Faithfulness and the Notion of Adversarial Sensitivity in NLP Explanations
Supriya Manna, Niladri Sett
TL;DR
This paper introduces adversarial sensitivity as a necessary test for faithfulness in NLP explanations, arguing that faithful explainers should reflect changes in model reasoning when inputs are adversarially perturbed. It defines precise notions for adversarial examples, local explanations, and a robust distance metric based on incomplete rankings, and proposes three disjoint attack classes (word-level, character-level, and behavioral invariance) to probe explanations. An extensive experimental framework across SST-2, AG News, and Twitter Hate with DistillBERT and BERT shows that perturbation-based explainers (LIME, SHAP) and gradient-based variants (Grad × Input, IG × Input) often exhibit stronger adversarial sensitivity than vanilla gradients, while erasure-based metrics can diverge. The findings advocate adopting adversarial sensitivity as a foundational, model-agnostic tool for assessing explainers, with implications for reliable deployment and future work in multilingual and low-resource settings.
Abstract
Faithfulness is arguably the most critical metric to assess the reliability of explainable AI. In NLP, current methods for faithfulness evaluation are fraught with discrepancies and biases, often failing to capture the true reasoning of models.

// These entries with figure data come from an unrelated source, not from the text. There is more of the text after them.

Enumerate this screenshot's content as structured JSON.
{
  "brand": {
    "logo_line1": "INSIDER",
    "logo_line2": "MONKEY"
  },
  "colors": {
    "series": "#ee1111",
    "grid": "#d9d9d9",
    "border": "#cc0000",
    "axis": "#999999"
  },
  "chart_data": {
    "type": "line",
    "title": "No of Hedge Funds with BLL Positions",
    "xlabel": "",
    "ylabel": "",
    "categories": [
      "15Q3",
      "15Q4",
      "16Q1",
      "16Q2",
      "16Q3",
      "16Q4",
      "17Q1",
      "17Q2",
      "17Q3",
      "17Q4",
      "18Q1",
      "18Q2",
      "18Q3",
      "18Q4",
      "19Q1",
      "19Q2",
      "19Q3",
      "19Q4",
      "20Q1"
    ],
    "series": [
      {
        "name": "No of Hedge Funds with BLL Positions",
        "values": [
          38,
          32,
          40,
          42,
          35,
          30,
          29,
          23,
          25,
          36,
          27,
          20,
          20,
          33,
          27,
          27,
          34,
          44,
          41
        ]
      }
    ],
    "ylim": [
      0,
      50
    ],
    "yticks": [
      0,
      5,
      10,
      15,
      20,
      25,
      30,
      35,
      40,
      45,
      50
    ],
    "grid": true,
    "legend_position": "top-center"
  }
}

We introduce Adversarial Sensitivity as a novel approach to faithfulness evaluation, focusing on the explainer's response when the model is under adversarial attack. Our method accounts for the faithfulness of explainers by capturing sensitivity to adversarial input changes. This work addresses significant limitations in existing evaluation techniques, and furthermore, quantifies faithfulness from a crucial yet underexplored paradigm.